At the same time, I stopped considering money as the main objective. I started seeing it as a natural consequence of a job well done. The real goal is to do a good job, with care, professionalism, and respect for my values. If this is clear and consistent, profit follows. It is no longer the end, but the effect.

Meanwhile, another important front opened: the relationship with my collaborators. Before, I had a very closed, almost defensive approach: I do my part, you do yours, we talk the bare minimum. The important thing was that the work got done. Period.

With the course in Private, I started to change my approach. I began to share more about where I wanted to go with the company, what my values were, what I mean by "a job well done." Above all, I started doing something that didn't come naturally to me before: asking for their opinion. Asking how they see a problem, how they would tackle a certain situation.

It was enlightening. I realized that those who work in the field every day often have practical ideas, creative solutions, small adjustments that really make a difference. If I alone reach three, they often bring me to four. For years, not asking was a waste, for me and for them. Now, when a proposal comes, I no longer look at "who" made it, but at the value of the idea. This, over time, has truly made us more like a team.

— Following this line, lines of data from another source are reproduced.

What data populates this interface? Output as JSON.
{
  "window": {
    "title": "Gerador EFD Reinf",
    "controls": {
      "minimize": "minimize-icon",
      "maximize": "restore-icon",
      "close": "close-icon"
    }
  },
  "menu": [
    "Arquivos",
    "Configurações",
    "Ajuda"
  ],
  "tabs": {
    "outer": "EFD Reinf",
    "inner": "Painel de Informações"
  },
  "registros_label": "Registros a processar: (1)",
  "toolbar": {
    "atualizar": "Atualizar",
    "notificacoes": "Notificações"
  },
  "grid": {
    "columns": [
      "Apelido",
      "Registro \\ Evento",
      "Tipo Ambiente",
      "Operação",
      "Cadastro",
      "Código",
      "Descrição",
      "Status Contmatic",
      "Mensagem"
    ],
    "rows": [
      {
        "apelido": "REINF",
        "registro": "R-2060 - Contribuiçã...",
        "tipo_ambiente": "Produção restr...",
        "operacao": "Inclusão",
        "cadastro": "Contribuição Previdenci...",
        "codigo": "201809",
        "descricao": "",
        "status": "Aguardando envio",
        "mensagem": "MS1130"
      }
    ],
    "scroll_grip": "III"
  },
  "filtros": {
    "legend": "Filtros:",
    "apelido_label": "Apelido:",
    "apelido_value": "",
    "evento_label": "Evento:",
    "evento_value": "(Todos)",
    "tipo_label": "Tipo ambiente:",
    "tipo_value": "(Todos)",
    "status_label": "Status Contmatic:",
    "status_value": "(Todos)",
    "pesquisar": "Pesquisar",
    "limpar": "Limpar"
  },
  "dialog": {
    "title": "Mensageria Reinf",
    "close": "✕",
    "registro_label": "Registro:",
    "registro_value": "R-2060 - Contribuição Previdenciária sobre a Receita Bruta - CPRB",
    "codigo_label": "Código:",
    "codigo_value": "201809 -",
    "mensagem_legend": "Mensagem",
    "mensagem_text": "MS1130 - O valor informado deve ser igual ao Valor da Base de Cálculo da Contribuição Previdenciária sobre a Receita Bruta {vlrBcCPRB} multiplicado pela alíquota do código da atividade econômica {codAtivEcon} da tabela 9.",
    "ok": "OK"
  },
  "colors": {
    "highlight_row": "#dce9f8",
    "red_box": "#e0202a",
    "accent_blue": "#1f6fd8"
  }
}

Another important step was the courage to say out loud something that, in the culture I come from, is almost scandalous: my work is not just a job. It is also a passion.

For a long time, I didn't dare say it. We live in a society where declaring that you enjoy working is not particularly popular. There is almost a fear of being judged. Yet, thanks to the exchange with other community members, I realized that this passion was not only legitimate but needed to be recognized and nurtured.

Today, I can calmly say that I don't do this job just for the paycheck. I enjoy tackling complex challenges, finding technical solutions, improving the organization of the company, growing the way we work. This doesn't mean that the economic side isn't important, but that it's not the only measure by which I gauge what I do.

The work in Private didn't stop at the company. It also had effects on my personal life. Talking to older entrepreneurs, some confided in me that they realized too late that they had sacrificed too much family time for work. Others, closer to my age, told me about the importance of making clear decisions about their time, without hiding behind the excuse of "I can't miss it."

I started thinking differently about priorities. Saying that family is important is not enough: it must be demonstrated in the agenda, in concrete choices. If there's an important moment for a child, I have to decide whether, for me, at that moment, the site or that presence comes first. And I must have the consistency to communicate it, even to clients and collaborators, without being ashamed.

Looking back, these two years in Private Community have been anything but a "theoretical" break from reality. They have been profound work on myself: on how I see myself as an entrepreneur, on how I relate to people, on how I define the meaning of my work.

Today, I experience my Naturalistic Engineering company less as a burden to carry and more as a challenge to face with awareness. And to think that it all started from a proposal that, at first, I wanted to refuse, and from a dinner I attended almost by chance.